Le plus grave, c'est que les Français perdent le moral ?
- "C'est cela..."
Déjà, on voit que les entreprises attendent...
- "...Et puis monsieur Peyrelevade annonce que, pour réduire les coûts, il va licencier - ou plus exactement laisser partir - à peu près 2 500 personnes [du Crédit Lyonnais]. Cela veut dire que ça a un effet psychologique sur deux façons de se comporter : quand on est au chômage et qu'on cherche du travail, si l'environnement est mauvais, on n'a pas le dynamisme nécessaire pour le chercher quand on sait par avance qu'on ne va pas avoir de réponse favorable ; cela émousse les choses. Il y a un second phénomène qui, maintenant, devient un phénomène très grave : c'est le chômage de longue durée. Pour l'instant, on peut se féliciter qu'il y ait une légère amélioration, on commence à taper dedans, mais il faut connaître le comportement des gens. Et moi, je veux le dire ici - c'est l'occasion de le faire, puisqu'on est un peu en congé, on a le temps d'expliquer un peu les choses -, ce qui est grave maintenant, c'est que les directeurs de ressources humaines n'embauchent plus les gens sur leurs qualités, mais ils ajoutent quelques éléments complémentaires comme celui du lieu d'habitation. Monsieur Untel, parce qu'il habite tel département, par définition, est considéré comme un personnage à risques, donc on ne l'intègre plus. Ce qui veut dire qu'on est en train de faire des ghettos ; on est en train de faire du chômage de longue durée. Un jour ou l'autre, cela se paiera très cher, il y aura des conséquences sociales absolument importantes."
Qu'est-ce que cela veut dire "départements à risques" ?
- "Les départements à risques... On dit, par exemple, que dans le 93, il y a quelques communes, quelques villes et localités, où les gens, quels que soient leurs qualités, leur niveau, leur formation, - tout ressort, y compris le racisme, etc. -, ceux-là, dès qu'ils se présentent pour travailler, on les écarte systématiquement en considérant que cela ne peut amener que des ennuis. C'est comme cela qu'on fait des ghettos, et c'est comme cela qu'on a des problèmes de sécurité. Le grave danger, c'est justement cette réduction insuffisante du chômage, et c'est pour cela qu'il faut relancer les choses économiquement. Il est clair que maintenant, si l'on ne fait pas attention, ce travail qui commençait à devenir un travail fructueux, à savoir que le chômage de longue durée avait tendance à se réduire un peu, il faut l'accélérer par tous les moyens. Je ne dis pas qu'il faut donner priorité aux chômeurs de longue durée, parce que ce serait une autre discrimination, mais en tout cas, il faut s'attaquer à cette affaire-là. Figurez-vous qu'il y a des gens qui n'ont jamais vu leurs parents travailler, et qui ne travaillent pas eux-mêmes. Cela commence à être quelque peu inquiétant."
Avant d'arriver aux mesures que doit prendre le Gouvernement, l'effet 35 heures est passé...

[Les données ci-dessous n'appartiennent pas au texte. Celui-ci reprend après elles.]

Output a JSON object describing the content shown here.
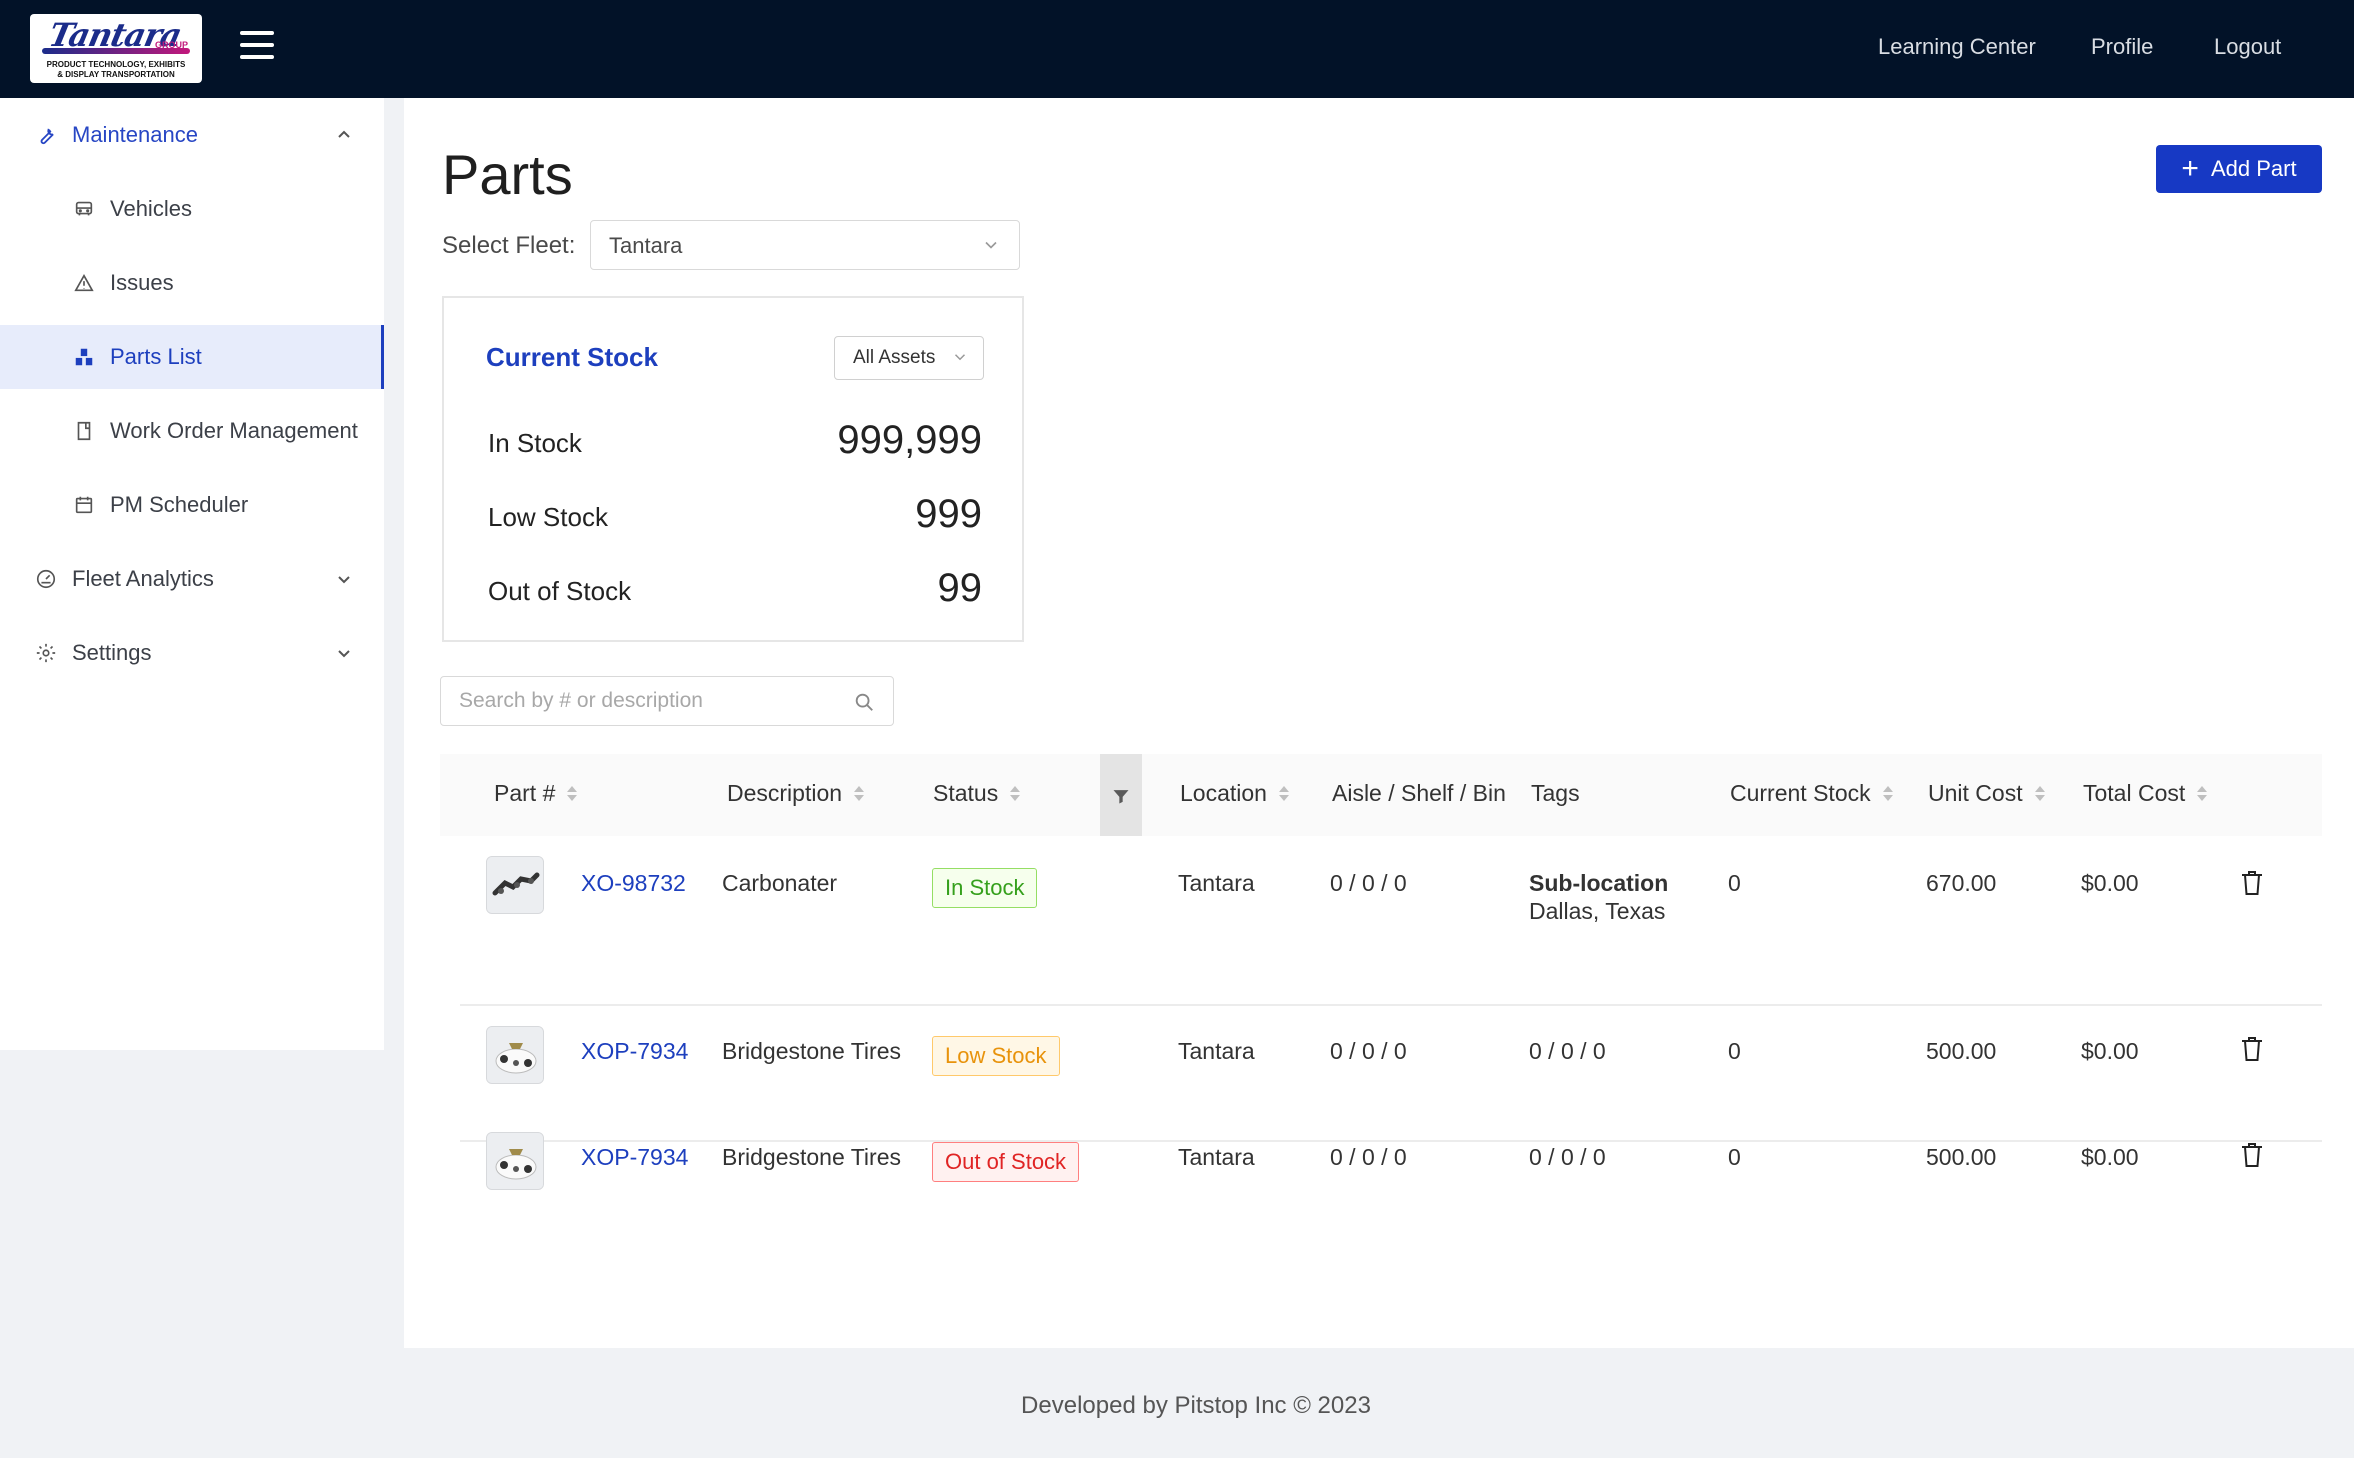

- "Non, je ne suis pas d'accord avec vous. L'effet 35 heures, pour l'instant, il est double : pour 7 millions de personnes dans le privé, il y a eu modération salariale, on n'a pas réglé l'effet 35 heures pour les fonctionnaires, je rappelle..."
Sur l'emploi dans le privé, vous dites que ce n'est pas fini ?
- "Non, sur l'emploi, ce n'est pas fini. Grosso modo, l'effet 35 heures dans le privé, c'est à peu près 300 000 personnes embauchées. Il y a maintenant 7 millions de personnes dans les PME. Est-ce que cela va avoir un effet de la même importance ? Je ne le crois pas. Je crois, par définition, que l'effet embauche sera moins important. Ceci étant, il faut le jouer quand même et donc, il faut appliquer les 35 heures à l'an 2002, c'est réglé d'avance. Il faut y aller aussi pour les fonctionnaires. Et là, il y a un problème qui est le budget : monsieur Fabius que nous ne pouvons pas avoir un déficit supérieur à 0,5 % - c'est-à-dire, l'engagement européen. Ce qui veut dire qu'il ne donne pas la liberté de faire les embauches nécessaires pour appliquer les 35 heures, ce qui aurait pour effet, effectivement, d'améliorer la situation de l'emploi."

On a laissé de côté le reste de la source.